Clostridioides difficile (C. diff) infection (CDI) is a pathogen of both humans and animals, and to control it will require an integrated approach that encompasses human health care, veterinary health care, environmental regulation, and public policy. That is the conclusion of a group led by Su-Chen Lim, MD, and Tom Riley, MD, of Edith Cowan University in Australia, who published ain Clinical Microbiology and Infection.
CDI was generally considered a nuisance infection until the early 21st century, when a hypervirulent fluoroquinolone-resistant strain emerged in North America. The strain is now documented In the United States, Canada, and most countries in Europe.
Another new feature of CDI is increased evidence of community transmission, which was previously rare. This is defined as cases where the patient experienced symptom onset outside the hospital, and had no history of hospitalization in the previous 12 weeks or symptom onset within 48 hours of hospital admission. Community-associated CDI now accounts for 41% of U.S. cases, nearly 30% of Australian cases, and about 14% in Europe, according to recent studies.
Several features of CDI suggest a need for an integrated management plan. The preferred habitat of C. diff is the gastrointestinal track of mammals, and likely colonizes all mammalian neonates. Over time, colonization by other microbes likely crowd it out and prevent overgrowth. But widespread use of antimicrobials in animal production can lead to the creation of an environment resembling that of the neonate, allowing C. diff to expand. That has led to food animals becoming a major C. diff reservoir, and whole-genome studies showed that strains found in humans, food, animals, and the environment are closely related and sometimes genetically indistinguishable, suggesting transmission between humans and animals that may be attributable to contaminated food and environments.
The authors suggest that C. diff infection control should be guided by the, which seeks cooperation between physicians, osteopathic physicians, veterinarians, dentists, nurses, and other scientific and environmental disciplines. The goal is to enhance surveillance and interdisciplinary communication, as well as integrated policies. The authors note that C. diff is often thought of by physicians as primarily a hospital problem, who may be unaware of the increased prevalence of community-acquired disease. It is also a significant problem in agriculture, since as many as 50% of piglets succumb to the disease. Other studies have recently shown that asymptomatic carriers of toxigenic strains are likely to transmit the bacteria to C. diff-negative patients. Asymptomatic carriers cluster with symptomatic patients. In one Cleveland hospital, more than 25% of hospital-associated CDI cases were found to have been colonized prior to admission, suggesting that these were not true hospital-associated cases.
C. diff has been isolated from a wide range of sources, including food animals, meat, seafood, vegetables, household environments, and natural environments like rivers, lakes, and soil. About 20% of calves and 70% of piglets are colonized with C. diff. It has a high prevalence in meat products in the United States, but lower in the Europe, possibly because of different slaughtering practices.
The authors suggest that zoonotic C. diff spread is unlikely to be confined to any geographic region or population, and that widespread C. diff contamination is occurring through food or the environment. This could be occurring because spores can withstand cooking temperatures and disseminate through the air, and even through manure from food animals made into compost or fertilizer.

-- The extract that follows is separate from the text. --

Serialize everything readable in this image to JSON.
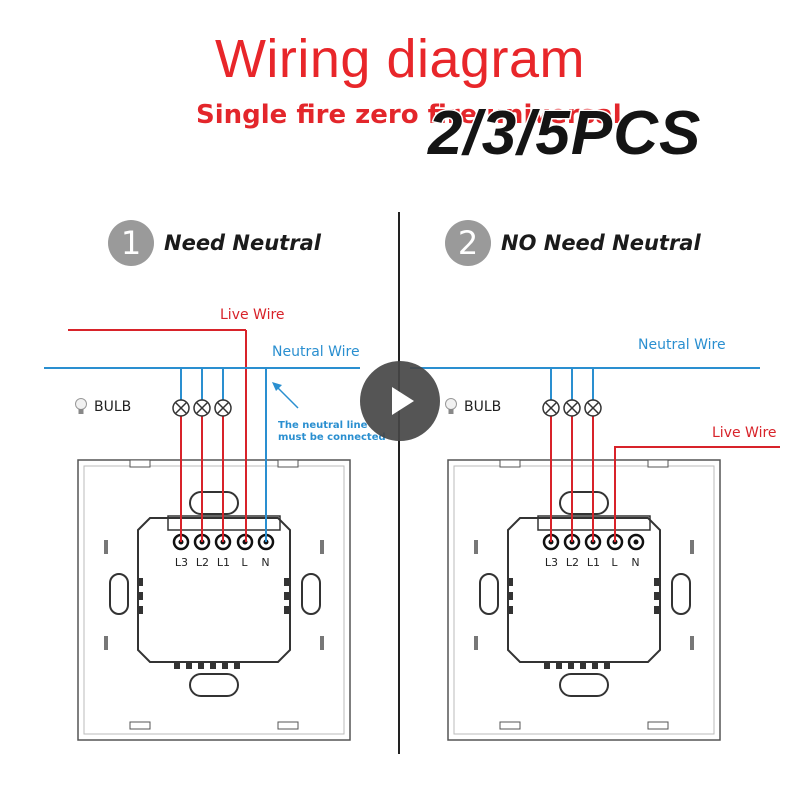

Veterinary efforts mimicking hospital measures have reduced animal CDI, but there are no rapid diagnostic tests for CDI in animals, making it challenging to control its spread in this context.
The authors call for enhanced antimicrobial stewardship in both human and animal settings, including banning of antimicrobial agents as growth promoters. This has been done in the United States and Europe, but not in Brazil, China, Canada, India, and Australia. They also call for research on inactivation of C. diff spores during waste treatment.
Even better, the authors suggest that vaccines should be developed and employed in both animals and humans. No such vaccine exists in animals, but Pfizer has one for humans in a phase 3 clinical trial, but it does not prevent colonization. Others are in development.
The epidemiology of CDI is an ongoing challenge, with emerging new strains and changing social and environmental conditions. “However, it is with the collaborative efforts of industry partners, policymakers, veterinarians, clinicians, and researchers that CDI needs to be approached, a perfect example of One Health. Opening an interdisciplinary dialogue to address CDI and One Health issues has to be the focus of future studies,” the authors concluded.